Molto clamore ha destato l’ordinanza 24920/2017 delle VI sezione della Corte di Cassazione, che ha respinto il ricorso di un condominio avverso alla sentenza della Corte d’Appello di Perugia, che riformando la sentenza del Tribunale di Terni aveva ritenuto l’amministratore esente da responsabilità contrattuali. Infatti, la Suprema Corte ha puntualizzato che l’amministratore «nell’esercizio delle funzioni assume la veste del mandatario e, pertanto, è gravato dall’obbligo di eseguire il mandato conferitogli con la diligenza del buon padre di famiglia a norma dell’articolo 1710 Codice civile. Nel caso di specie, la Corte d’appello ha accertato, con apprezzamento in fatto, che l’amministratore nel periodo 2005/2006 aveva più volte sollecitato, anche per iscritto, i condomini morosi al versamento delle quote condominiali, avendo egli la facoltà e non l’obbligo di ricorrere all’emissione di un decreto ingiuntivo nei riguardi dei condomini morosi.
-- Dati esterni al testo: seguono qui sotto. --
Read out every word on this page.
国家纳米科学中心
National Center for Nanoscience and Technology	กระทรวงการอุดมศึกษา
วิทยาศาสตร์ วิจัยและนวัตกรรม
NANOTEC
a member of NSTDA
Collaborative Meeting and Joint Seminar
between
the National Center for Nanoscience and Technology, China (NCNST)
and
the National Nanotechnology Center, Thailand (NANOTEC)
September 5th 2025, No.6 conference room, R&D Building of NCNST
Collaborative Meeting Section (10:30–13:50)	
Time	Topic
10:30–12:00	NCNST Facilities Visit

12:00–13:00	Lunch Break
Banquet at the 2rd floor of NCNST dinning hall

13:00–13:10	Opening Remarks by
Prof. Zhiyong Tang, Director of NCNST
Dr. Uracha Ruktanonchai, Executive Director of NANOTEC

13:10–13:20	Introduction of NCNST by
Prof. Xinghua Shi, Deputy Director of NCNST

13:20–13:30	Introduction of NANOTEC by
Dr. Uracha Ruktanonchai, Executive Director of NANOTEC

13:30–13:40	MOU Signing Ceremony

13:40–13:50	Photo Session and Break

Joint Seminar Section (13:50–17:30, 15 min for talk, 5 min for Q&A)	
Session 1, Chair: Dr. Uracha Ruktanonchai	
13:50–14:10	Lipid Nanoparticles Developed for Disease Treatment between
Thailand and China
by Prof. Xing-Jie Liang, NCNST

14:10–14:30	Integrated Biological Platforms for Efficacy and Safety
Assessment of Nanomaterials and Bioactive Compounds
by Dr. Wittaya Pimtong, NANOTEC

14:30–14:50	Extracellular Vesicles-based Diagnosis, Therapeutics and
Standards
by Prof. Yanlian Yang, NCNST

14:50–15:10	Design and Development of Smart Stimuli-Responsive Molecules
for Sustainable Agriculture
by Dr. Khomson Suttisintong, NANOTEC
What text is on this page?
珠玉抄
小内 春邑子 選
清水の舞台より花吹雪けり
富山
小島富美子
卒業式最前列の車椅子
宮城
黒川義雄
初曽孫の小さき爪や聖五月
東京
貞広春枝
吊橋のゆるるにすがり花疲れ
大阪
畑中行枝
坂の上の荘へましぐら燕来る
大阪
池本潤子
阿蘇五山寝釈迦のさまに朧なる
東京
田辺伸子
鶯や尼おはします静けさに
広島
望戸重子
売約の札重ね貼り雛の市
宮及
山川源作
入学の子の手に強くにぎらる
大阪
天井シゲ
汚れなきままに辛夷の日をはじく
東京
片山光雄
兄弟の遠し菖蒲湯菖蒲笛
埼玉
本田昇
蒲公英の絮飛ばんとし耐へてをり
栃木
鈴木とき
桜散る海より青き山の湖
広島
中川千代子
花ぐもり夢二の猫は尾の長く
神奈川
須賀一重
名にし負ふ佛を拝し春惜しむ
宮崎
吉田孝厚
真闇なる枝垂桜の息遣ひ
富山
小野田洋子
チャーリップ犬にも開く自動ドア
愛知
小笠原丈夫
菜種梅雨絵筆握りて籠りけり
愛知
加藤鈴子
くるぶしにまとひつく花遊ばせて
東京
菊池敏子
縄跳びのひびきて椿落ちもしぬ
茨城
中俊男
La deduzione appare corretta perché l’articolo 63 disposizioni attuative del Codice civile non prevede un obbligo,

ma solo una facoltà di agire in via monitoria contro i condomini morosi (può ottenere decreto di ingiunzione...) e, pertanto, non merita censura la decisione impugnata laddove ha escluso la violazione dell’obbligo di diligenza da parte dell’amministratore per essersi comunque attivato nella raccolta dei fondi, avendo comunque messo in mora gli inadempienti.

L’ESPROPRIO? SI PAGA

Interessantissima ordinanza della I sezione della Corte di Cassazione, che ha respinto il ricorso presentato dal comune di Aosta. Il comune chiedeva la cancellazione della sentenza della Corte d’Appello di Torino che aveva condannato la stessa amministrazione a risarcire un condominio al quale aveva espropriato un’area di 173 metri quadri di terreno già adibiti a parcheggio condominiale. E non solo dell’importo equivalente al valore intrinseco del terreno, ma anche del danno arrecato all’immobile nelle sue parti commerciali, che non disponendo più dell’area di parcheggio, a giudizio della Corte torinese, risultavano svalutate del 10% rispetto all’originario. Infatti, i giudici di Cassazione con la loro decisione hanno confermato «il diritto del Condominio a vedere indennizzata la perdita della proprietà comune sotto il duplice profilo del valore dell’area espropriata e della perdita di valore della parte di proprietà residua».